Dhaka: A Bangadesh court has allowed the anti-graft agency to interrogate detained former Prime Minister Khaleda Zia in a case of contracting out a coal mine to a Chinese company through alleged corrupt practices, officials said today.
They said the court permission came late yesterday as the powerful Anti-Corruption Commission filed a case against the ex-premier along with 10 former ministers of her previous Bangladesh Nationalist Party (BNP)-led four-party government in connection with the awarding of the production, operation and maintenance contracts for the Barapukuria coal mine.
Additional metropolitan magistrate M Golam Rabbani issued the order after an ACC petition, which sought to interrogate her and three other detained former ministers.
Zia and 15 others, including 10 of her former cabinet colleagues, were accused by the agency of embezzling Taka 158.71 crore by awarding the contract.

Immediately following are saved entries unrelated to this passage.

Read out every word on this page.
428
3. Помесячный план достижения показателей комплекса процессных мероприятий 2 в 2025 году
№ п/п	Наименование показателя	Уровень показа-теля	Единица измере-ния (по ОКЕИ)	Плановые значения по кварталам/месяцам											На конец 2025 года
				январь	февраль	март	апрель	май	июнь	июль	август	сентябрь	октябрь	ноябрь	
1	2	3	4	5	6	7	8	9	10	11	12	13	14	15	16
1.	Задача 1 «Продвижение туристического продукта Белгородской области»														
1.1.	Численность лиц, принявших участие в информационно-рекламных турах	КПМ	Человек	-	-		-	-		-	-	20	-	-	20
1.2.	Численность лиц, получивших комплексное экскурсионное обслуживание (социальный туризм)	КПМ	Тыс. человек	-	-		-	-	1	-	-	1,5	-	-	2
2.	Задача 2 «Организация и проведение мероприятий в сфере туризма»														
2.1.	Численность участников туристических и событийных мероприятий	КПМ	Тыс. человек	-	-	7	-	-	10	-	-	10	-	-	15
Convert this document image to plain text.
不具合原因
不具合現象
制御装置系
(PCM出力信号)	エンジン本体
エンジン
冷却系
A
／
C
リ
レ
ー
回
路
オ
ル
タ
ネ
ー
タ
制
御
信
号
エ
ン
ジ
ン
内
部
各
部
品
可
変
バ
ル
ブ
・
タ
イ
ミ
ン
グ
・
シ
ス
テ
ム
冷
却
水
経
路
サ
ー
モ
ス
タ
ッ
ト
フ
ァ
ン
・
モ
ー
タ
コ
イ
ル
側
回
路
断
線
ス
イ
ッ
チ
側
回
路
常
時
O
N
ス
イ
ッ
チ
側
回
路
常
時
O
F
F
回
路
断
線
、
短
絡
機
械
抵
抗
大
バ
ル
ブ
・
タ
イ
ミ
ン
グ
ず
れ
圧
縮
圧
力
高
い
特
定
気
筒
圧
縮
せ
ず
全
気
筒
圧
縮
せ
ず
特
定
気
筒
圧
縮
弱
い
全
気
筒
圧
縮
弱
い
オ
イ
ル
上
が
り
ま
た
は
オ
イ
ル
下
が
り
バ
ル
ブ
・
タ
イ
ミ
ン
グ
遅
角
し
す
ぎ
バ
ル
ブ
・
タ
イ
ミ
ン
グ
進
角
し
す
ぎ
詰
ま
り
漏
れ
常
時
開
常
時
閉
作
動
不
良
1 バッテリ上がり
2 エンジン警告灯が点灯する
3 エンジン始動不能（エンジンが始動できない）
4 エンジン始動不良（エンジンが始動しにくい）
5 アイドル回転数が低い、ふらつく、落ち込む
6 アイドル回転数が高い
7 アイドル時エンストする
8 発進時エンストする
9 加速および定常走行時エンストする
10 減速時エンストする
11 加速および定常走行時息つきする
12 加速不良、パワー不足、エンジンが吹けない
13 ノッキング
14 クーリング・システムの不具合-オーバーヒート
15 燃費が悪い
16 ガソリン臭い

This was the third graft charge against the ex-premier, which was brought a day after the ACC chargesheeted her along with 23 others, including her younger son Arafat Rahman Koko and eight ex-ministers, in a scam case to be tried under tough emergency power rules.
They were charged for allegedly awarding an "unqualified" Bangladeshi farm the contract to handle containers at the Inland Container Depot in Dhaka and at southeastern Chittagong port in exchange of kickbacks, incurring a loss of more than Taka 14.56 crore to the state exchequer.